- Genre(s): Various Art game Anthology
- Developer(s): Various
- Publisher(s): Triennale di Milano Santa Ragione
- Platform(s): Android, iOS, Windows, MacOS
- First release: 2016
- Latest release: 2022

= Triennale Game Collection =

The Triennale Game Collection is a series of original independent video game anthologies, published for free in 2016 and 2022 at the occasions of the 21st and 23rd Triennale di Milano and of the Milano Game Festival.

== Concept ==
The collection is introduced as "a virtual exhibition of video games" showcasing their "artists’ experimental approach to interactivity". The games are developed specifically for the collection by various creators from around the world.
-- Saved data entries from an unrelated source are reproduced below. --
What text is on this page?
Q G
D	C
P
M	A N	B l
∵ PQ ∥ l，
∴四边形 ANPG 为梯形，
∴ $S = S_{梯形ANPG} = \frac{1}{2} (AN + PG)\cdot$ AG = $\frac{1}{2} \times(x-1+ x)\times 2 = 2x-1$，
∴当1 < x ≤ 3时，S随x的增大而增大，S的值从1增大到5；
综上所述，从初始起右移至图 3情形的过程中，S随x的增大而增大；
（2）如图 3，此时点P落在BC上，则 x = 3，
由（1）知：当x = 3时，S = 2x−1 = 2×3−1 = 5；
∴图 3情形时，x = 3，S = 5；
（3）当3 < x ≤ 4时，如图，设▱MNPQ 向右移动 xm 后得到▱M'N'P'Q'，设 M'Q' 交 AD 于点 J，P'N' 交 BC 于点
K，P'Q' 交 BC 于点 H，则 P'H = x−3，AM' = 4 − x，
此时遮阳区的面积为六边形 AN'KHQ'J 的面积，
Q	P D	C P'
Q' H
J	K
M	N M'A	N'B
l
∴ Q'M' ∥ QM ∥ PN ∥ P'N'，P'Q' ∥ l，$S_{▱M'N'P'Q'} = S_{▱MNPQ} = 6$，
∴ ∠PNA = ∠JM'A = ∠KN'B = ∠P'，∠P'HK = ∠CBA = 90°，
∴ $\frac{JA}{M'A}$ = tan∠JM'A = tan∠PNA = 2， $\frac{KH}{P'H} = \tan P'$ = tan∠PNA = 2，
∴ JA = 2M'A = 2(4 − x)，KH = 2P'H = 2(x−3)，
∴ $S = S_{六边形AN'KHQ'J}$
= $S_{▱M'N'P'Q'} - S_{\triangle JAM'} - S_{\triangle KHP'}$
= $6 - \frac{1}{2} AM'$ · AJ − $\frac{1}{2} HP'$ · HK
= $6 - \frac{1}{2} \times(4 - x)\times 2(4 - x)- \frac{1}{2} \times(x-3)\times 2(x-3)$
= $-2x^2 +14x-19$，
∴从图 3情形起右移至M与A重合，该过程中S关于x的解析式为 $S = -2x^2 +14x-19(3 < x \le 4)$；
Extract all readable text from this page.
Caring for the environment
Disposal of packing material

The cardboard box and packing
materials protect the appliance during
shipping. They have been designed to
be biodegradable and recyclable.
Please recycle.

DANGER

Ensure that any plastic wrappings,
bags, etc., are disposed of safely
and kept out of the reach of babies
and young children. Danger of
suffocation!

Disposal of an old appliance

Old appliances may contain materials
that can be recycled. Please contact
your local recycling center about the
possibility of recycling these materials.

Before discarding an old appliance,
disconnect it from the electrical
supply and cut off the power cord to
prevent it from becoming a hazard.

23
The project is overseen by Pietro Righi Riva and the studio Santa Ragione.

== Games ==

=== Volume 1 ===
The five games from the first collection (2016) are the following:

1. Il Filo Conduttore, by Mario von Rickenbach and Christian Etter
2. LOCK, by Auriea Harvey and Michaël Samyn (Tale of Tales)
3. Neighbor, by Jake Elliott, Tamas Kemenczy and Ben Babbitt (Cardboard Computer)
4. A Glass Room, by Pol Clarissou
5. The Worm Room, by Everest Pipkin

=== Volume 2 ===
The five games from the second collection (2022) are the following:

1. WADE, by Optillusion
2. We Are Poems, by Fern Goldfarb-Ramallo
3. Nonno’s Legend, by Nina Freeman (Star Maid Games)
4. MINE, by Adkwasi Bediako Afrane
5. Contact, by Llaura McGee (Dreamfeel)

== Development ==
First published from June 16, 2016, with a game each week on Android and iOS, the first volume of the collection was then adapted for Windows and MacOS computers in a version released on December 7, 2016. Two of the games, Il Filo Conduttore and The Worm Room, were later rereleased by their artists as standalone updated versions.

The second volume is launched for the 23rd Triennale, with five games for Android, iOS, Windows and MacOS published between July 12 and September 30, 2022.